If left untreated the disorder can be deadly.

The toxic compound is a waste product which forms when the body breaks down protein.

But a lack of OTC enzyme needed to flush it out creates an accumulation and can lead to severe headaches, sickness, loss of appetite, tiredness, and confusion.

In extreme cases, the hereditary condition can cause coma, brain damage, and even death.

Mum Paula said: “Kayden mostly suffers from sore heads - the way he describes it is a ‘sore brain’.

“Even a bump on the head at school could affect his OCT and he has special sugary drinks that he gets which help keep his levels right.

“It’s really worrying as a mum, especially because Kayden is quite a clumsy wee boy.

“And for Joshua, when he is ill and we take him to the doctors, he is always taken straight to the hospital, it can be terrifying.”

Paula was diagnosed at the same time as Kayden last year but said she didn’t know a lot about the disorder at the time.

She said: “It runs on my dad’s side of the family, so my sister and I both have it.

“A lot of my family were being tested for it last year so I went and got Kayden done at the same time and we both had.

“At the time I didn’t know much about it at all.”

But courageous Kayden, a pupil at St Patrick’s Primary pupil in Inverclyde, doesn’t let it hold him back.

Along with aunt Tina and grandmother Christina Hurrell, he is preparing for a 3.5-mile walk to raise awareness of the condition.

The walk will also be in memory of Paula’s late father Harry, who died in 2011 aged 47 -- he was a carrier of the OTCD gene and also had multiple sclerosis (MS).

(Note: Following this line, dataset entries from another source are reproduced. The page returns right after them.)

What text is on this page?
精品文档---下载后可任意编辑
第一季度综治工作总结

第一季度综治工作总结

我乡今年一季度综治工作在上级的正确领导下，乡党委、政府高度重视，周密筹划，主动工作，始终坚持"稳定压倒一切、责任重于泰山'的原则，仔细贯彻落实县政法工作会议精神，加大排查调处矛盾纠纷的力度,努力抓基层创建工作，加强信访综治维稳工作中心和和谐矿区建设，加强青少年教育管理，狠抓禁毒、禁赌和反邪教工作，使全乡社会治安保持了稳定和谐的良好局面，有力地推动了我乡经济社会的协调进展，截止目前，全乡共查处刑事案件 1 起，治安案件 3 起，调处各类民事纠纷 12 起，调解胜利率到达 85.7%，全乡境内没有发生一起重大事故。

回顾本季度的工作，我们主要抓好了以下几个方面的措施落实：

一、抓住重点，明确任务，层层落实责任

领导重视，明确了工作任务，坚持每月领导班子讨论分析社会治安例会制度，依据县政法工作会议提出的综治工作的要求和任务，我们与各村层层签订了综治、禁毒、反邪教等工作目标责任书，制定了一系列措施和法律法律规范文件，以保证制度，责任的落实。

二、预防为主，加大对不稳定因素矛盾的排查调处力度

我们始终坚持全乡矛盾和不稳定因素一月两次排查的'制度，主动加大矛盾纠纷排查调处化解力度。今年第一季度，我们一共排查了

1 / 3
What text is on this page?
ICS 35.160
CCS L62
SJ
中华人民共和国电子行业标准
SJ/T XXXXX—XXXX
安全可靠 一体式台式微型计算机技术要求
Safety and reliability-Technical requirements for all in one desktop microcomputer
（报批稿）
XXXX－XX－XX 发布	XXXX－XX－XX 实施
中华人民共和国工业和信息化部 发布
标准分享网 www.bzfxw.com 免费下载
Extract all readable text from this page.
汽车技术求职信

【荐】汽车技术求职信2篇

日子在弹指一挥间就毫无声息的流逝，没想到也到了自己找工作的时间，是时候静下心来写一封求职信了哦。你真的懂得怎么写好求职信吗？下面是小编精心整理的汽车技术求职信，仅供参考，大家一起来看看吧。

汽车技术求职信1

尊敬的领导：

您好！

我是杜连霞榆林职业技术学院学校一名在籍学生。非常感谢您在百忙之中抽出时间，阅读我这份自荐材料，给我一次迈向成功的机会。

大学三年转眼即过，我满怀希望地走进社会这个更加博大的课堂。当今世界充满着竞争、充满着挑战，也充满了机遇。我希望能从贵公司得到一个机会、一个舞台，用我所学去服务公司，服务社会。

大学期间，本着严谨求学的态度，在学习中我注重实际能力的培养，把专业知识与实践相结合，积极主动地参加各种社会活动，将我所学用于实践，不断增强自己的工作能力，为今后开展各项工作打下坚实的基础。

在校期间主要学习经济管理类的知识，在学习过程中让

Gran Christina, 51, from Port Glasgow, said: “Kayden’s body doesn’t break down protein.

“The side effects are a sore head, hallucination, sickness, and if it’s really bad he can go into a coma.

“I think what he is doing is brilliant.”

Kayden added: said: “I love walking and running - I’m fastest in the whole class.”

His aunt Tina, 19, who is organising the walk and is also a carrier said: “He has special medication because if he gets a sore head he can go into a coma.

“The walk is also in memory of his grandad, my dad.

“All the money raised will be halved between the MS society and the OTC department at the Royal Hospital for Children.”